Erkennt man Kriminelle bereits im Kindesalter? Scotland Yard ist dieser Ansicht - und speichert präventiv die DNA von auffälligen Kindern.
Scotland Yard wünscht sich eine größere genetische Datenbank, um auffälligen Kindern DNA-Proben zu entnehmen, damit kriminelle Laufbahnen verhindert und Kriminalfälle schneller gelöst werden können. Lehrer und Eltern sprechen von einer Stigmatisierung von Problemkindern und sehen Großbritannien auf dem Weg zu einem Polizeistaat.
Ist ein Fünfjähriger, der seinen Mitschüler schlägt ein potenzieller Gewalttäter oder eine Sechsjährige, die dem Banknachbarn das Pausenbrot klaut, auf dem Weg zu einer Karriere als Trickdiebin? Die Möglichkeit besteht, sagt Scotland Yard und sorgt jetzt mit einem neuen Vorstoß für Aufregung in Großbritannien.

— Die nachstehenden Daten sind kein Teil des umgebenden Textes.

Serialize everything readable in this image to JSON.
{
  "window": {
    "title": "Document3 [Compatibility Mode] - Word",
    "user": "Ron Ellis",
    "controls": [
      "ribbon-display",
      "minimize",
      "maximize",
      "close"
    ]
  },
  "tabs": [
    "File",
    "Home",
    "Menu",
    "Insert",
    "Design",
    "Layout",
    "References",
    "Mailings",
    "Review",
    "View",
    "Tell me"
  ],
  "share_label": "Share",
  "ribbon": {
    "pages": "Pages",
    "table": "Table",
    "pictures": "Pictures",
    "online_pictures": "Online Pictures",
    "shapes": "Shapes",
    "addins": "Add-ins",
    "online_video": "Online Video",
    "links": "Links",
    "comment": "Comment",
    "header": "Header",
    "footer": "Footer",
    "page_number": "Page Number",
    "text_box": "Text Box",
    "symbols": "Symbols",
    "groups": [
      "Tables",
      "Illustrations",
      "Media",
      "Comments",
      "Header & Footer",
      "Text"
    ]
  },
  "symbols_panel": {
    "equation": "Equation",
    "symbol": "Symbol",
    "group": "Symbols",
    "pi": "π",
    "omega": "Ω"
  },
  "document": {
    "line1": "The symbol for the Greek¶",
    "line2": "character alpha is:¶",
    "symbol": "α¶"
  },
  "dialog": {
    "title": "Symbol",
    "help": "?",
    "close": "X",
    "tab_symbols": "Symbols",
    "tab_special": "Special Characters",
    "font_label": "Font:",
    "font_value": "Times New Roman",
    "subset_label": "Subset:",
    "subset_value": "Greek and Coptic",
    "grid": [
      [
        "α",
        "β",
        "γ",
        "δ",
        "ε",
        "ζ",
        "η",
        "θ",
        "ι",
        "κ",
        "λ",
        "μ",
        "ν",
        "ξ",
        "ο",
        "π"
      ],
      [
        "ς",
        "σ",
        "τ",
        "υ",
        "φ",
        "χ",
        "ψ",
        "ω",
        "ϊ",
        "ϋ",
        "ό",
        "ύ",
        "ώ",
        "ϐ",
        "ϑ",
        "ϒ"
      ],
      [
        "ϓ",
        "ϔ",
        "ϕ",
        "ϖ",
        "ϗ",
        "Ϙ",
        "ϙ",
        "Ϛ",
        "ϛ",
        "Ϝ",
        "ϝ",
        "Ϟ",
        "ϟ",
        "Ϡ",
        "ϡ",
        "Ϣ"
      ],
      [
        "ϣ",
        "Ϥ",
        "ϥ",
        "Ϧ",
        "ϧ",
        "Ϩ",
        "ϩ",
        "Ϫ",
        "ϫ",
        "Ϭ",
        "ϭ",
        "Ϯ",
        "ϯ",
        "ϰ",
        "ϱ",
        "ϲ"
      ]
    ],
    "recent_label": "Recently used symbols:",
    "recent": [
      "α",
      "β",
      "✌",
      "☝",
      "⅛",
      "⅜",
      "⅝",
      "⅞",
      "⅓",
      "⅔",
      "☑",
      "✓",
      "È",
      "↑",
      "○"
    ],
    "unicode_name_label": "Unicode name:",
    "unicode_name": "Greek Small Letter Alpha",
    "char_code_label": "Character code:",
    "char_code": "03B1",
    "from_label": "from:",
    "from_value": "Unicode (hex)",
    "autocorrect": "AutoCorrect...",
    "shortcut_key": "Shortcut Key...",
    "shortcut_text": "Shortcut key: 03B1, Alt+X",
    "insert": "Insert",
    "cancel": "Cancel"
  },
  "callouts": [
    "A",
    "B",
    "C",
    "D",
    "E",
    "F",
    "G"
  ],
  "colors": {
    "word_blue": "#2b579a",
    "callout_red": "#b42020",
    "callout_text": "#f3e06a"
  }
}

Auf dem Weg zum Polizeistaat?
Die Polizei wünscht sich eine
größere genetische Datenbank. Es müsse überlegt werden, ob auffällige Kinder
DNA-Proben abgeben sollten, um kriminelle Laufbahnen zu verhindern und
Kriminalfälle schneller zu lösen. Lehrer und Eltern sprechen von einer
Stigmatisierung von Problemkindern, und Bürgerrechtler sehen Großbritannien
auf dem Weg zu einem Polizeistaat.
Scotland Yard sieht Geldersparnis
Wenn alle auffälligen Kinder in
einer DNA-Datenbank gespeichert sind, sparen wir uns in Zukunft Zeit und
Milliarden an Kosten um Kriminalfälle aufzuklären, und wir können schon
frühzeitig verhindern, dass der Nachwuchs auf die schiefe Bahn gerät. Diese
Logik steckt hinter dem Vorschlag von Gary Pugh, leitender Kriminaltechniker
bei Scotland Yard.
Der Vorstoß schockt Eltern, Lehrer und Bürgerrechtsaktivisten. Schwierige Kinder würden eine Art Kains-Mal verpasst bekommen, befürchten sie. Gareth Crossmann von der Organisation Liberty: "Ich verstehe, was Mr. Pugh sagen will, aber die Idee ist sehr schlecht. Er facht damit wieder die Diskussion an, von wem DNA-Proben genommen werden sollten."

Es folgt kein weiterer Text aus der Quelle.